I capi d’accusa non sono ancora stati divulgati poiché il procedimento contro gli altri cinque imputati è ancora in corso. Il sistema legale indiano, dice chi difende la decisione della Corte, non poteva fare nulla di più: quelli gli strumenti a disposizione, oltre tre anni non si poteva andare, nonostante la Corte suprema stia vagliando delle modifiche alla legge contro gli stupri nel caso l’imputato non abbia ancora 18 anni.
Fuori dal tribunale, al momento della lettura della sentenza, un gruppo di giovani attivisti con bandane della “Rivoluzione del 16 dicembre” ha denunciato l’eccessiva leggerezza della pena, sostenendo che nei casi di stupro la differenza tra minorenne e maggiorenne non dovrebbe esserci. Si andrebbe, insomma, verso un inasprimento delle pene.
Nel caso dell’ultimo stupro di gruppo a Mumbai, vittima una fotoreporter di 22 anni, le indagini della polizia stanno continuando, facendo emergere dei particolari indicativi dell’ipocrisia e bigottismo imperanti in India. Diversi giornali indani informano oggi i propri lettori sul fatto che tre dei cinque aggressori guardavano abitualmente film porno in diverse sale illegali nella città. A questo punto il sillogismo è completo, espresso chiaramente dalle dichiarazioni di un funzionario di polizia di Mumbai: “Vijay Jadhav e Kasim Bengali, e addirittura il minorenne, nell’interrogatorio ci hanno raccontato che spesso guardavano film porno. Jadhav, in particolare, è stato scoperto mentre dormiva in una di queste sale illegali la scora settimana. Questo tipo di film sono largamente responsabili dei comportamenti criminali di questi ragazzi”.
Per avere una minima misura della quantità di messaggi soft porn veicolati giornalmente dall’industria cinematografica di Bollywood basta farsi un giro su Youtube e dare un’occhiata a trailer altamente evocativi di blockbuster come Dirty Picture o alle anteprime di spezzoni dell’attesissimo Kamasutra 3D. Niente di nuovo, a dire il vero. Sentite ad esempio questo tema “funky sexy” tratto dal film Bombay 405 miles, anno 1980.
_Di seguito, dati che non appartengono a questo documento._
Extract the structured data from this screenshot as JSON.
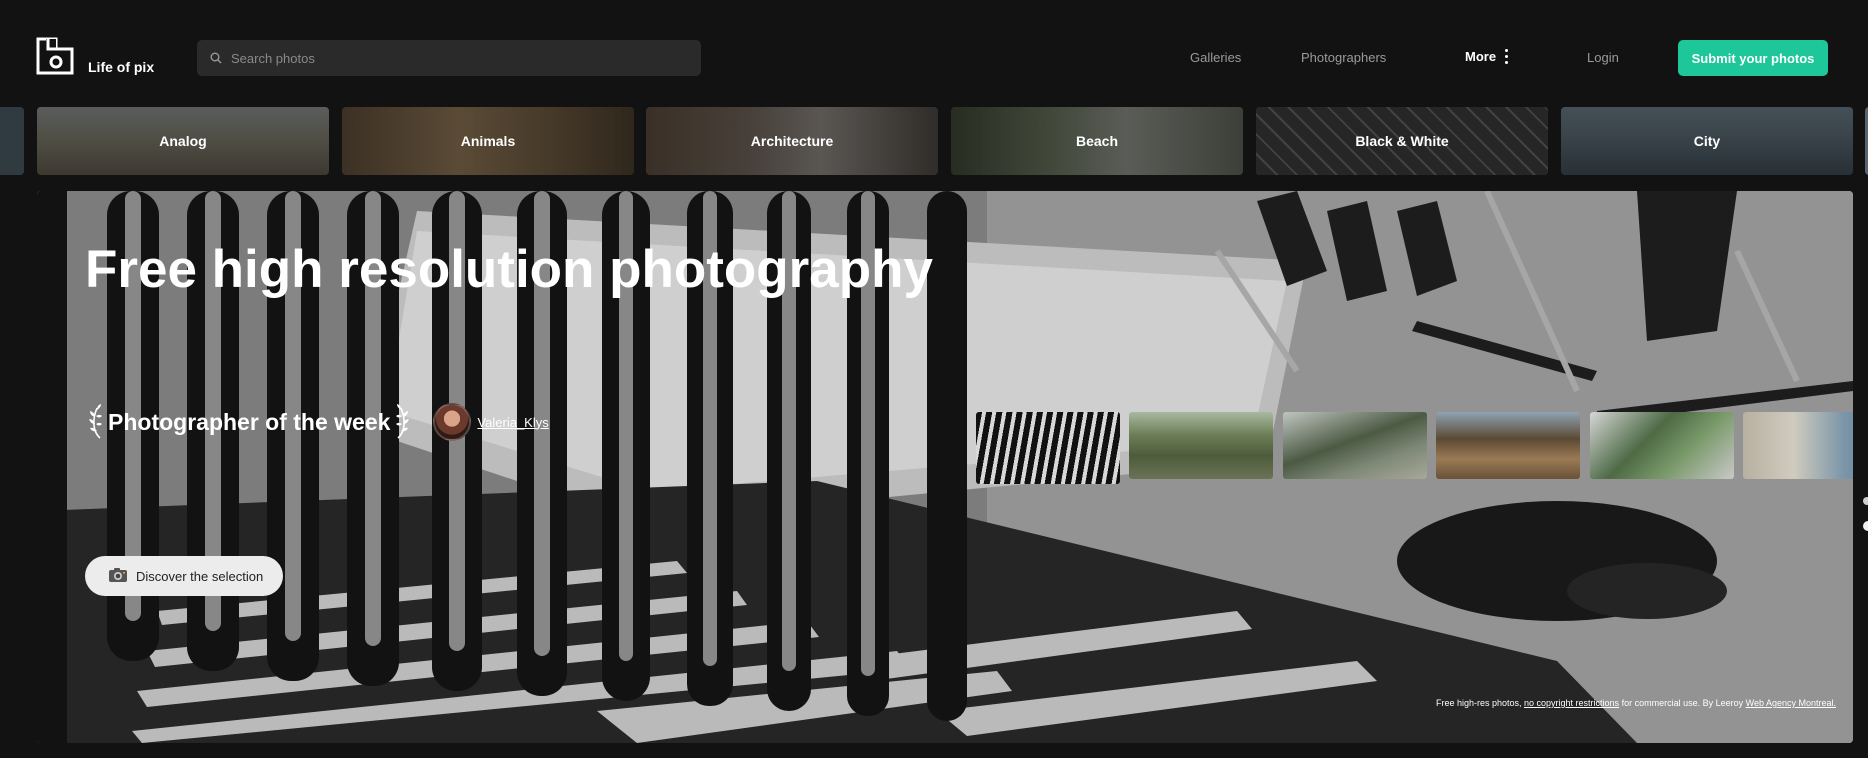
{
  "site": {
    "name": "Life of pix"
  },
  "search": {
    "placeholder": "Search photos",
    "value": ""
  },
  "nav": {
    "galleries": "Galleries",
    "photographers": "Photographers",
    "more": "More",
    "login": "Login",
    "submit": "Submit your photos"
  },
  "categories": [
    {
      "label": "Analog",
      "color": "#6d6a5e"
    },
    {
      "label": "Animals",
      "color": "#6b5a44"
    },
    {
      "label": "Architecture",
      "color": "#4c453f"
    },
    {
      "label": "Beach",
      "color": "#4e5245"
    },
    {
      "label": "Black & White",
      "color": "#474747"
    },
    {
      "label": "City",
      "color": "#4b5766"
    }
  ],
  "hero": {
    "title": "Free high resolution photography",
    "potw_title": "Photographer of the week",
    "photographer": "Valeria_Klys",
    "discover": "Discover the selection",
    "credit": {
      "part1": "Free high-res photos, ",
      "link1": "no copyright restrictions",
      "part2": " for commercial use. By Leeroy ",
      "link2": "Web Agency Montreal."
    }
  },
  "thumbnails": [
    {
      "name": "chair-shadow-bw",
      "color": "#3a3a3a"
    },
    {
      "name": "green-cabin",
      "color": "#5a6b4a"
    },
    {
      "name": "fallen-tree",
      "color": "#6f7768"
    },
    {
      "name": "seaweed-rocks",
      "color": "#7e6a4d"
    },
    {
      "name": "green-leaves",
      "color": "#5d7a56"
    },
    {
      "name": "tree-trunk-sea",
      "color": "#7a8a90"
    }
  ],
  "colors": {
    "accent": "#1ec79a",
    "background": "#121212"
  },
  "icons": [
    "logo-icon",
    "search-icon",
    "kebab-icon",
    "laurel-icon",
    "camera-icon"
  ]
}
Infine, l’ultimo caso di presunto stupro in India raccolto dai media mainstream coinvolge Asaram Bapu, potentissimo e famosissimo santone vicino all’estremismo hindu, capo di un impero della spiritualità che conta oltre 400 ashram in tutta l’India per un totale di devoti stimato tra gli 80 e i 100 milioni di fedeli. Il vecchio santone – 72 anni ufficiali, ma si vocifera più di 80 – è stato accusato di stupro da una ragazza di 16 anni.
I fedeli e i potenti di turno hanno fatto muro attorno ad Asaram, nascondendolo per giorni all’interno di uno dei suoi ashram e dettando addirittura i tempi della giustizia: prima dell’arresto, scattato la notte scorsa con un blitz delle forze dell’ordine all’interno dell’ashram di Indore, Asaram ha avuto il tempo di indire una conferenza stampa in cui ha descritto l’accusante come una “malata mentale”. La ragazza, tra le altre cose, aveva dichiarato alle autorità che l’entourage del santone aveva minacciato di uccidere i suoi genitori se si fosse rivolta alla polizia.
Mentre Asaram è sotto interrogatorio e pare che da un test medico non risulti impotente – la prima difesa che aveva avanzato il suo legale – il leader del gruppo estremista hindu Vishwa Hindu Parishad, Ashok Singhal, ha inserito le accuse al santone all’interno di un complotto per attaccare le radici hindu del paese: “Gli ulitimi insulti stanno arrivando col caso di Asaram. Ha 80 anni e voi lo arrestate con l’accusa di aver stuprato una ragazzina? Non è una questione di arresto. Questo episodio sta dicendo alla comunità hindu che annichiliremo i vostri sentimenti e il vostro rispetto nei confronti di un leader religioso”.
Degne di nota, e già ascritte agli annali della vergogna, le dichiarazioni che lo stesso Asaram rilasciò alla stampa a margine dello stupro di Delhi: “La vittima è colpevole tanto quanto gli stupratori…avrebbe dovuto chiamare fratelli gli accusati ed implorato pietà per farli smettere…questo avrebbe salvato la sua dignità e la sua vita. Può una sola mano applaudire? Non penso proprio”.